Within that picture, Facebook is indeed a private company. It can do everything that the law does not forbid it from doing. It is not under direct obligation to facilitate freedom of speech, a right to associate, fair trial etc. However, notice three things:

  1. Factually, Facebook’s power is enormous. With billions of people using it, billions of people trusting it with providing news, billions of people using it for organisation and communication, it can easily affect the abovementioned rights and freedoms. It might be a private company, but it holds a ‘public’ position in many senses. Why?
  2. Even assuming that Facebook just deletes what it believes is against the law, it:
    1. interpretes the law by itself, without relying on any court;
    2. executes the law by itself, because it has the factual monopoly on the ‘digital force’. In the tangible world, an owner of a debate club might want to kick out a speaker from his property, but would need police to actually take him or her out. In the tangible world, one might find some banners outrageous, but destroying them would still infringe someone else’s property rights. In the digital world, where there are no ‘bodies’, and people do not hold any property in their digital content, this is legally fine, and factually easy, since Facebook unilaterally controls the platform.
  3. However, Facebook does more than just deleting illegal content.
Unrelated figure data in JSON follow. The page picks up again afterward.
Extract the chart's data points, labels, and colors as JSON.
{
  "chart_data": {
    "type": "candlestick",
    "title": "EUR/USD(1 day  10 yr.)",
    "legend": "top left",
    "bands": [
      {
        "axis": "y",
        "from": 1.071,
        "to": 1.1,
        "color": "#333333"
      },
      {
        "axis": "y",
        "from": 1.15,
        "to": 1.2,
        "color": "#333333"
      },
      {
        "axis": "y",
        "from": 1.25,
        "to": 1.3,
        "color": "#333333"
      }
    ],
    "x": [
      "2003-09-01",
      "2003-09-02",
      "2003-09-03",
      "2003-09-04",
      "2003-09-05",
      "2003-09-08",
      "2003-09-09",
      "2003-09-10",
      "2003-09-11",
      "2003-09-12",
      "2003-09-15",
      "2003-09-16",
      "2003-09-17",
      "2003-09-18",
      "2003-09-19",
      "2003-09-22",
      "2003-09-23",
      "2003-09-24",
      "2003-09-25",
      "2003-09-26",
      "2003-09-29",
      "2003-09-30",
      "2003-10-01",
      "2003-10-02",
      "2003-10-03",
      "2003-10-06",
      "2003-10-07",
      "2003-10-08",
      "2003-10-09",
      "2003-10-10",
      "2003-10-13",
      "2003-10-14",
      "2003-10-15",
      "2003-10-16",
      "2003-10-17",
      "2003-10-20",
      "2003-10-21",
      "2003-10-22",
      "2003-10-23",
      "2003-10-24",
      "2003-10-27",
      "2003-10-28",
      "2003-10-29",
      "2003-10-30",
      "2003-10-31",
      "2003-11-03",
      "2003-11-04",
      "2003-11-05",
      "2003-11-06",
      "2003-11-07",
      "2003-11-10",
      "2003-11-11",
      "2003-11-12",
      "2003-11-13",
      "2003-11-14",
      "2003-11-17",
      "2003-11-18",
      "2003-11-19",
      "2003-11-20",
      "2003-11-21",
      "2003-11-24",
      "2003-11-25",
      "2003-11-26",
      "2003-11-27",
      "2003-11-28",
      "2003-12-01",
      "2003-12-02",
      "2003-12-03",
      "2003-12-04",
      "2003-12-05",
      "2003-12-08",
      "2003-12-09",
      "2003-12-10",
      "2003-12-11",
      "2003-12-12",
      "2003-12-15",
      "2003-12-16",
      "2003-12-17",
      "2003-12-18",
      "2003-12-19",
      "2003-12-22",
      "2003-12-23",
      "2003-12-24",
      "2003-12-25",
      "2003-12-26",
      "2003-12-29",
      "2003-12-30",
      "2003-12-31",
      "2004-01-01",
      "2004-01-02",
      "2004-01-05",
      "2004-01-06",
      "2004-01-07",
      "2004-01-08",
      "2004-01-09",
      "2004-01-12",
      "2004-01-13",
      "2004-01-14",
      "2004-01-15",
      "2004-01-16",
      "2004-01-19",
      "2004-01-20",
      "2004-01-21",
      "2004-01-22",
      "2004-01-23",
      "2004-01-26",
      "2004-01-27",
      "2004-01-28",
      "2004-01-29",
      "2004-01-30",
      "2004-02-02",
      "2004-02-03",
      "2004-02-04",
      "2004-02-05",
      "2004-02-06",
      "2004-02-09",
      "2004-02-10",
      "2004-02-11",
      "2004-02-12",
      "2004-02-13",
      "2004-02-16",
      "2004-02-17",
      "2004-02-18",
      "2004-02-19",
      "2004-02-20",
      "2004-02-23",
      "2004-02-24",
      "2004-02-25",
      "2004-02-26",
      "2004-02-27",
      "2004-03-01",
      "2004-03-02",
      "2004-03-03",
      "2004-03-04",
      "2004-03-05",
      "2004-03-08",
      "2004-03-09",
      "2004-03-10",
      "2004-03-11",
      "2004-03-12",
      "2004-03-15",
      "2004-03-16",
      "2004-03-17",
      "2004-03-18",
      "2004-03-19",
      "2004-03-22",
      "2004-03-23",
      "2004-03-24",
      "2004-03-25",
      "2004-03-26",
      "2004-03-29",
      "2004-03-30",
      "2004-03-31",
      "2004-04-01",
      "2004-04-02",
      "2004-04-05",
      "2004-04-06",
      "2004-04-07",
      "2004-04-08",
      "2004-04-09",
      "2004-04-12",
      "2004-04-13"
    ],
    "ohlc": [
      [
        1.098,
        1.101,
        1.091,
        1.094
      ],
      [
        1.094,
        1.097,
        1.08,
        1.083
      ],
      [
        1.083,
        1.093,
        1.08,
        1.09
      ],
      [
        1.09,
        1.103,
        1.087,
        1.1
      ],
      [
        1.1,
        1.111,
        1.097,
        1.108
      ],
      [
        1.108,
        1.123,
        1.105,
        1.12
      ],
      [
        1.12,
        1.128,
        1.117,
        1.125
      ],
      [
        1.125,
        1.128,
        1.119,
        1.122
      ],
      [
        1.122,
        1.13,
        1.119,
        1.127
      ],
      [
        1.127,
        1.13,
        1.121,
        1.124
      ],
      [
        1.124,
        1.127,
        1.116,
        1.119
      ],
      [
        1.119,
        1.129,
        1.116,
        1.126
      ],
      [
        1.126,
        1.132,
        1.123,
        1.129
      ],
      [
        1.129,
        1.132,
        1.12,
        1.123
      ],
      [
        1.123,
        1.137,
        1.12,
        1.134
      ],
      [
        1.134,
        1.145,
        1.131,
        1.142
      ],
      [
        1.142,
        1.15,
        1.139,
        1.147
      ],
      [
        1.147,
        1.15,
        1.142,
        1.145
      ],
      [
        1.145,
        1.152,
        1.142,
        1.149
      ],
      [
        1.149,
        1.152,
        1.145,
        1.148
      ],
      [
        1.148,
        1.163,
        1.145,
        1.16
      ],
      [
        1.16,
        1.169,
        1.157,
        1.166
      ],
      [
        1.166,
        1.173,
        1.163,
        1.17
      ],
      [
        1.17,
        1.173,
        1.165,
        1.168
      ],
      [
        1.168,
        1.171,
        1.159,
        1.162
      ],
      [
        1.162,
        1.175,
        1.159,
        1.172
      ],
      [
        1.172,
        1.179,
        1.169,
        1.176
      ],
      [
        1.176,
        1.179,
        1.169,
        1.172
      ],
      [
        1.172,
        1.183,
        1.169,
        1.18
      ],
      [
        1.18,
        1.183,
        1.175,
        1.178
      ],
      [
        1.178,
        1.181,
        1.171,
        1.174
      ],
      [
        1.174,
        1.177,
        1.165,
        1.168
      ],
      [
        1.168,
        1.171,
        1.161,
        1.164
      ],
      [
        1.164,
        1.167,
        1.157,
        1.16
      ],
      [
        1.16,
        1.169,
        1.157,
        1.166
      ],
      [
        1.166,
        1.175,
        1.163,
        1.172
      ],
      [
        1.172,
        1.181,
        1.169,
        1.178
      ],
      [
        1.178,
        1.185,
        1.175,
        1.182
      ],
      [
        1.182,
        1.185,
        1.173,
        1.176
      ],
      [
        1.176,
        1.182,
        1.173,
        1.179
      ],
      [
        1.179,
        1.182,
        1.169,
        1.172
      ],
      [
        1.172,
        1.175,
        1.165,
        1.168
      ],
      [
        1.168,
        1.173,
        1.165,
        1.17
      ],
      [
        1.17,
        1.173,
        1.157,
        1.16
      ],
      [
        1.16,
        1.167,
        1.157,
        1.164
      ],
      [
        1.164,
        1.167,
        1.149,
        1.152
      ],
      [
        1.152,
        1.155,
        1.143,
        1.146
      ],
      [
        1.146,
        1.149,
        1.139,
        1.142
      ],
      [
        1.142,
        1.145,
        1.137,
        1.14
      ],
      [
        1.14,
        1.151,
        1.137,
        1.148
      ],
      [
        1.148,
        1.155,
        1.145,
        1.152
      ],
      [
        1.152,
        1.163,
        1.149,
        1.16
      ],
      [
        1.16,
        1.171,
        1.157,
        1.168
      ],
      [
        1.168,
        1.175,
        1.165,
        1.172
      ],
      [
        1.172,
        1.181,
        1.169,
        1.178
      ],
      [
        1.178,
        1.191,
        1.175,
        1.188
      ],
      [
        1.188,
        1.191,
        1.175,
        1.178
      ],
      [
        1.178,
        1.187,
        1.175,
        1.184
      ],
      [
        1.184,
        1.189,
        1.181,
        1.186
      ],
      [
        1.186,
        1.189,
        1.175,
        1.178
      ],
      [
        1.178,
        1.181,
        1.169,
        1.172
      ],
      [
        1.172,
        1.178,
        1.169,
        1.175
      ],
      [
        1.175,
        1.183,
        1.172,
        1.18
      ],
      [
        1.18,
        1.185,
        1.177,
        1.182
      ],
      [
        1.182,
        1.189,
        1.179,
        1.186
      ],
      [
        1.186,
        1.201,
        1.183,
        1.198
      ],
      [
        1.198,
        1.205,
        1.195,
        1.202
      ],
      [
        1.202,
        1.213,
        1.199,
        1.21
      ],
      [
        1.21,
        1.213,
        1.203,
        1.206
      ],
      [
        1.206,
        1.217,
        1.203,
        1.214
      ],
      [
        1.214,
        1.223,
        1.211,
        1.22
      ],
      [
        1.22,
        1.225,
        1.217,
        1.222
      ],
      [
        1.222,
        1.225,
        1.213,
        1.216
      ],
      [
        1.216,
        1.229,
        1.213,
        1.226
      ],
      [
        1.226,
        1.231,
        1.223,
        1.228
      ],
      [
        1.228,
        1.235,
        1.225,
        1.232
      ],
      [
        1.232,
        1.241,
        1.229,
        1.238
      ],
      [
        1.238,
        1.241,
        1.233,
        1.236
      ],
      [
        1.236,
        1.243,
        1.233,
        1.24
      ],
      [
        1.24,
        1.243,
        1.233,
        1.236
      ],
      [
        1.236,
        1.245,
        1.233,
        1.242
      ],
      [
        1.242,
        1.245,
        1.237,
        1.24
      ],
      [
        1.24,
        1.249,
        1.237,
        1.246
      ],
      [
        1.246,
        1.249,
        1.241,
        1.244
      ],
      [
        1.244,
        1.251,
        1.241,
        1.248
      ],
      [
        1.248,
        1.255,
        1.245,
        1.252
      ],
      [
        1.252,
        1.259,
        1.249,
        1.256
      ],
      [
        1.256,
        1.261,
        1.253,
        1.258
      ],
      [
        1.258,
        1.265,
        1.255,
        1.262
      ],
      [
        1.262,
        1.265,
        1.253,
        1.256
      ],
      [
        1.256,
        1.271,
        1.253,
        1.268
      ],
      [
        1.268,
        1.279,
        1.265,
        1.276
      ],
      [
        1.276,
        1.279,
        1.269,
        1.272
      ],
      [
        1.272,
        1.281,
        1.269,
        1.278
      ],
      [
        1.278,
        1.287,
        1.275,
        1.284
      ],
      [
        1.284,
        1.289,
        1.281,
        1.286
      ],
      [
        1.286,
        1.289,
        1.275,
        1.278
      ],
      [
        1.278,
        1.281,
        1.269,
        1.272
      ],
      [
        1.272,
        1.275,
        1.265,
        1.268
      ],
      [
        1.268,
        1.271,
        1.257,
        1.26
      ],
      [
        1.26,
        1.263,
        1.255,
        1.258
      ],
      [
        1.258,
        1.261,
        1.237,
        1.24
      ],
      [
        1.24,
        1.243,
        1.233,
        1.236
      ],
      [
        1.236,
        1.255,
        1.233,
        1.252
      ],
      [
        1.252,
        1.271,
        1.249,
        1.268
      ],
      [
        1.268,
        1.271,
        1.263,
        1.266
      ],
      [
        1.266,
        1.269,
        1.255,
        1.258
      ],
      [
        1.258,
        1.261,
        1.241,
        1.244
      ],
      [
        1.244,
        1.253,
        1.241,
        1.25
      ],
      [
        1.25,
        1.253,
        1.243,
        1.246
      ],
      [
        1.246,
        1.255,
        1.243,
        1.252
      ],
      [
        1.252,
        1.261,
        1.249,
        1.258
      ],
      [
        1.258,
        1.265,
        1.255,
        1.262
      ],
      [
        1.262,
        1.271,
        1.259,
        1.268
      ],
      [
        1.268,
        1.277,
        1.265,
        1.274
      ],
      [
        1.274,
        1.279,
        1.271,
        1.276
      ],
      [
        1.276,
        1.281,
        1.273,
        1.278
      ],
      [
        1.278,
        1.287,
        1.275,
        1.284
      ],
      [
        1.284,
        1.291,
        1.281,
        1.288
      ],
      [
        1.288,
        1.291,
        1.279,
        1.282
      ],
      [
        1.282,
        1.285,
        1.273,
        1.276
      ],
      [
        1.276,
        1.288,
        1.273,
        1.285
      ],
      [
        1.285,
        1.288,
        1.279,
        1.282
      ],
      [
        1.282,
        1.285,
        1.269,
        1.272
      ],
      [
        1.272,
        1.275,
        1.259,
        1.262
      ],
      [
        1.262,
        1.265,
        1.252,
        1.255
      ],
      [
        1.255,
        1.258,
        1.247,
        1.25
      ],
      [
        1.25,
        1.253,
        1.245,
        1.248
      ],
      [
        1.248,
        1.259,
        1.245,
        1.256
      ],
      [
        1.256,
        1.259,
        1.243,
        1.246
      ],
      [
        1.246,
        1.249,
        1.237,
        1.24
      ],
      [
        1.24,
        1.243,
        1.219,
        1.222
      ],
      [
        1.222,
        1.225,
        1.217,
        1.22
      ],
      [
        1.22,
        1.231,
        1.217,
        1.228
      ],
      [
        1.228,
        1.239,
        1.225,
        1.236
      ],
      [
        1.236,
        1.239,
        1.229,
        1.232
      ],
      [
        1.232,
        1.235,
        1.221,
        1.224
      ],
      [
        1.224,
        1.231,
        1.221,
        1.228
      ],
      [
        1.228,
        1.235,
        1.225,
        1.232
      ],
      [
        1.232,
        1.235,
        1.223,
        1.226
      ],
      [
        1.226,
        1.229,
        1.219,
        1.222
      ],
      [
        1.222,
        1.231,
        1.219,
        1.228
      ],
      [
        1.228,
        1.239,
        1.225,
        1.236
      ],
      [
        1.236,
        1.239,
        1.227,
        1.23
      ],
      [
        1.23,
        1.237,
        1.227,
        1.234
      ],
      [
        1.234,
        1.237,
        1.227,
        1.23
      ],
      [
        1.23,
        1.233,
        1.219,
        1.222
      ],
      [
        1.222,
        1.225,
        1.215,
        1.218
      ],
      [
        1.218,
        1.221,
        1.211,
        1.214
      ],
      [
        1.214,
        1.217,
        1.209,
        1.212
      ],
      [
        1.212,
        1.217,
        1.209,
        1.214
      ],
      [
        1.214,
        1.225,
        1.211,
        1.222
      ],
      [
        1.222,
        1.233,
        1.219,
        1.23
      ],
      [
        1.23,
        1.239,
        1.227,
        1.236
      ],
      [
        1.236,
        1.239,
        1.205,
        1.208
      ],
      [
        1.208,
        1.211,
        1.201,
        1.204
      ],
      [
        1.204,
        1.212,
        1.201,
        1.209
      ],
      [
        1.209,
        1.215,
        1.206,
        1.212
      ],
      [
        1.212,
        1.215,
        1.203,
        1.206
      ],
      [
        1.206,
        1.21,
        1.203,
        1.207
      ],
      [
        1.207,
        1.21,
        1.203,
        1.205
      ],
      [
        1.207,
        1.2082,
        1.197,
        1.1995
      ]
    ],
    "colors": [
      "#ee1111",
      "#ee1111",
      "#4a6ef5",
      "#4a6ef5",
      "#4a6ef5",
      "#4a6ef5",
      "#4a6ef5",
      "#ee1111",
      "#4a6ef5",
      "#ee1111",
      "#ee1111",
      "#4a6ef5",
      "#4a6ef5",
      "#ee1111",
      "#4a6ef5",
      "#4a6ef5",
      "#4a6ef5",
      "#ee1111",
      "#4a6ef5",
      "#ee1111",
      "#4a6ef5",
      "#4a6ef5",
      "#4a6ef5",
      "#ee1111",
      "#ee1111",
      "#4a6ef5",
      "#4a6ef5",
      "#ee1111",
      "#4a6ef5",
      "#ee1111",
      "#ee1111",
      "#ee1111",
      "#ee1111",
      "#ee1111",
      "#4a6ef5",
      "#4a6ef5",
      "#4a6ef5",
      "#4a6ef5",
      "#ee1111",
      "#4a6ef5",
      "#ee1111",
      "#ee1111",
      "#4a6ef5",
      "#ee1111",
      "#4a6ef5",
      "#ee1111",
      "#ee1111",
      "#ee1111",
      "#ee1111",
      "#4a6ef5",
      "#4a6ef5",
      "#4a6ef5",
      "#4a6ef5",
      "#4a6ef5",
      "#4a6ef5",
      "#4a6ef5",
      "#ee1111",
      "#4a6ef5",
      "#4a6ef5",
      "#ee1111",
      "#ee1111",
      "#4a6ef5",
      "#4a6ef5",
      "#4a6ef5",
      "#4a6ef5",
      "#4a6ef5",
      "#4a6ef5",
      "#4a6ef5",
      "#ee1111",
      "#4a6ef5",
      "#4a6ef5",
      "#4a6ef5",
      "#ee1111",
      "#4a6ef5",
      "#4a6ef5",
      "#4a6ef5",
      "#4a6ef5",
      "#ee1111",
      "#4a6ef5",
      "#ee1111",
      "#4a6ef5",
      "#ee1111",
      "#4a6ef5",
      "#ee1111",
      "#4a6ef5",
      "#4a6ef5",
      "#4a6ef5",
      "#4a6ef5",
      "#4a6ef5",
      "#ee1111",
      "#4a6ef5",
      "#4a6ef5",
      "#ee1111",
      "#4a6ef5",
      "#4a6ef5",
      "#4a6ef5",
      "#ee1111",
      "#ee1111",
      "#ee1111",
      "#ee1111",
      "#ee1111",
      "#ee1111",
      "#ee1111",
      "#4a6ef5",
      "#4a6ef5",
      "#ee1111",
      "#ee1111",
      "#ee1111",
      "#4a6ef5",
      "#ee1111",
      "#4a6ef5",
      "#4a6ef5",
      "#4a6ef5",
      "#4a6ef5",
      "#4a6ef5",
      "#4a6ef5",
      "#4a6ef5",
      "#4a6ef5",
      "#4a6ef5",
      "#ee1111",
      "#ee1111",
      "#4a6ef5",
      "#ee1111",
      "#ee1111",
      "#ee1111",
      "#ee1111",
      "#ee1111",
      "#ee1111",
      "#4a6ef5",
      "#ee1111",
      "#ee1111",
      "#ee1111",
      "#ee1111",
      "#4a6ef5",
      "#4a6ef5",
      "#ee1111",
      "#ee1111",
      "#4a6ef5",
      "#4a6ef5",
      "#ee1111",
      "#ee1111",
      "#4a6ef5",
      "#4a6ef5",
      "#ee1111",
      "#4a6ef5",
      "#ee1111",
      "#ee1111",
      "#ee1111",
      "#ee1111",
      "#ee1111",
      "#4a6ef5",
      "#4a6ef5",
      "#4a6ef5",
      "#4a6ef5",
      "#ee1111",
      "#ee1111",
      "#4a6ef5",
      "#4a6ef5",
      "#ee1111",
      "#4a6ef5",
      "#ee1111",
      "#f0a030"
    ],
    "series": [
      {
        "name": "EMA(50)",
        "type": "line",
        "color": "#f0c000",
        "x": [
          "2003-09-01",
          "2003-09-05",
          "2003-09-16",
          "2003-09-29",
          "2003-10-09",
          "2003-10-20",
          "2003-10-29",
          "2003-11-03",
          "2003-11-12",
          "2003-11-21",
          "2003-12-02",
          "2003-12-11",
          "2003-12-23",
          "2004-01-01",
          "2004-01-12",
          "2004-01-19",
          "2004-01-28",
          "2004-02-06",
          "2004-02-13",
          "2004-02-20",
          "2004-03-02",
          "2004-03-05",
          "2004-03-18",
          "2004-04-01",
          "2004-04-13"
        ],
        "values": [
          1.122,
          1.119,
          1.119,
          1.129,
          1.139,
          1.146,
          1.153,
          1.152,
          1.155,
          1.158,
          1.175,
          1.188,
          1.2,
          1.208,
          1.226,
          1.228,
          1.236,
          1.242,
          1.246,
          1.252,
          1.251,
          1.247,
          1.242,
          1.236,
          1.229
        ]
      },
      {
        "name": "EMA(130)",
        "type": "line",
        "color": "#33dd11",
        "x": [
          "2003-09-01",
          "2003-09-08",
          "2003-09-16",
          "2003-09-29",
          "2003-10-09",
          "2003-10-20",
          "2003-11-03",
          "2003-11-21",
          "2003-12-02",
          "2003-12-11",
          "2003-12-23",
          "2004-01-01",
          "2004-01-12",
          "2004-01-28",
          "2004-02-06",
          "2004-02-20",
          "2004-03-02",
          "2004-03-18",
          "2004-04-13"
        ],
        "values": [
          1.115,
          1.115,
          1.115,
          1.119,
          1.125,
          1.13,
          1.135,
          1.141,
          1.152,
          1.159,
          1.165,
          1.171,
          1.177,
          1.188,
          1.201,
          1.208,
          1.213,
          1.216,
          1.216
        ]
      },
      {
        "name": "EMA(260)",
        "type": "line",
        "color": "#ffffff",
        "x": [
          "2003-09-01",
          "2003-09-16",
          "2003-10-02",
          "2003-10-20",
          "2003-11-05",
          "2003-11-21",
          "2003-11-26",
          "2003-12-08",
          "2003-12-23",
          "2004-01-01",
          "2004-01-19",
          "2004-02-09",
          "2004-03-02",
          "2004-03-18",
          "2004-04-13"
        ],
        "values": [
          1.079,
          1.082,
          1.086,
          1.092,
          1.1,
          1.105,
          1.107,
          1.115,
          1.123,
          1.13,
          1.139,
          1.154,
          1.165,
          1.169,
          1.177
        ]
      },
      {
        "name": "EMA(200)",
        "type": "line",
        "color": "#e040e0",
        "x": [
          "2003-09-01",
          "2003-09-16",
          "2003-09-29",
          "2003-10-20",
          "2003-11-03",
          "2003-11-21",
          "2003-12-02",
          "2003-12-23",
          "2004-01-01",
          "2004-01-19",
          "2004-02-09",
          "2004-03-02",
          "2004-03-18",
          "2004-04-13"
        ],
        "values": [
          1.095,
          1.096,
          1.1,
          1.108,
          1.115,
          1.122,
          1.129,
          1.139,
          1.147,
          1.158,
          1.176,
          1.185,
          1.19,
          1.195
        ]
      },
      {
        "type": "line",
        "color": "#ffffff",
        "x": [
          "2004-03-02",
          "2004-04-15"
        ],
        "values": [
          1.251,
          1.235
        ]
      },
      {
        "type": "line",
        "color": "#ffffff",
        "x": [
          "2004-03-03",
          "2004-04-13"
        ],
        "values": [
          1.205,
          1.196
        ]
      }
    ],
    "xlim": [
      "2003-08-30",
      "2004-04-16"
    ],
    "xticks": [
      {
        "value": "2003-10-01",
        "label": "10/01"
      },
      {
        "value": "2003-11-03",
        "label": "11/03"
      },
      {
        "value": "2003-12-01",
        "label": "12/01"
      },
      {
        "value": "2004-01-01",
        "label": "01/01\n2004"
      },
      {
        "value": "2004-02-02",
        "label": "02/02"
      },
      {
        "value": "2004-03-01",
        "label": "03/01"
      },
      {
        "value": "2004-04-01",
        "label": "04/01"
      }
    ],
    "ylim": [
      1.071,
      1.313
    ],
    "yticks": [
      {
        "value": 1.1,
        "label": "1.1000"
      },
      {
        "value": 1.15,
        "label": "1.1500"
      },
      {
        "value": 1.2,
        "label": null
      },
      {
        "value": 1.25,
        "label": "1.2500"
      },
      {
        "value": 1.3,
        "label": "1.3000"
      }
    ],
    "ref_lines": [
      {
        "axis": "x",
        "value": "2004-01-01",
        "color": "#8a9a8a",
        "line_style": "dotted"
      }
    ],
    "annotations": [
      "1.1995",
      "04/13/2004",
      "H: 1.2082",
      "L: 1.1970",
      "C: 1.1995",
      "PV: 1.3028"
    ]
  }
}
It sets its own rules and standards, often stricter than the law. Moreover, it not only deletes stuff, but through the underlying algorithms it chooses what will be displayed to whom and how often. In this sense, if we look at it as a public space, which it in many senses is (remember social media’s role in the Arab Spring and the Ukrainian Majdan?), it is the sole legislator, the court, and the executor of the ‘law’. I does not hold a public power de lege, but it holds a de facto power perfectly imitating the one we have limited when the state is concerned.

Given all this, I think we need a debate on limiting the discretion of socially important internet platforms when it comes to policing the content displayed/allowed there. Obviously, dozens of questions arise: which ones, who would limit them, is market not enough, how would that impact innovation etc. etc? There are other private parties who exercise other ‘public’ powers elsewhere (think of FIFA, multinational corporations etc.). Should we regulate business at large, or sectors, or what? There is much to be thought through. There is already a lot written on this. Much less read on this. Questions are on the table, and I don’t have tweet-long answers.

But I simply cannot accept the claim that it is perfectly fine that Facebook interprets and executes the law, or actually does whatever it wants, because it is a private company. The power it holds is public in nature, just not yet labelled so by our analog laws. And if that does not convince you, remember: it might soon change that ‘our’ agenda sells. Just like with contracts, we need to make them when everything is fine, but will need them when something goes wrong.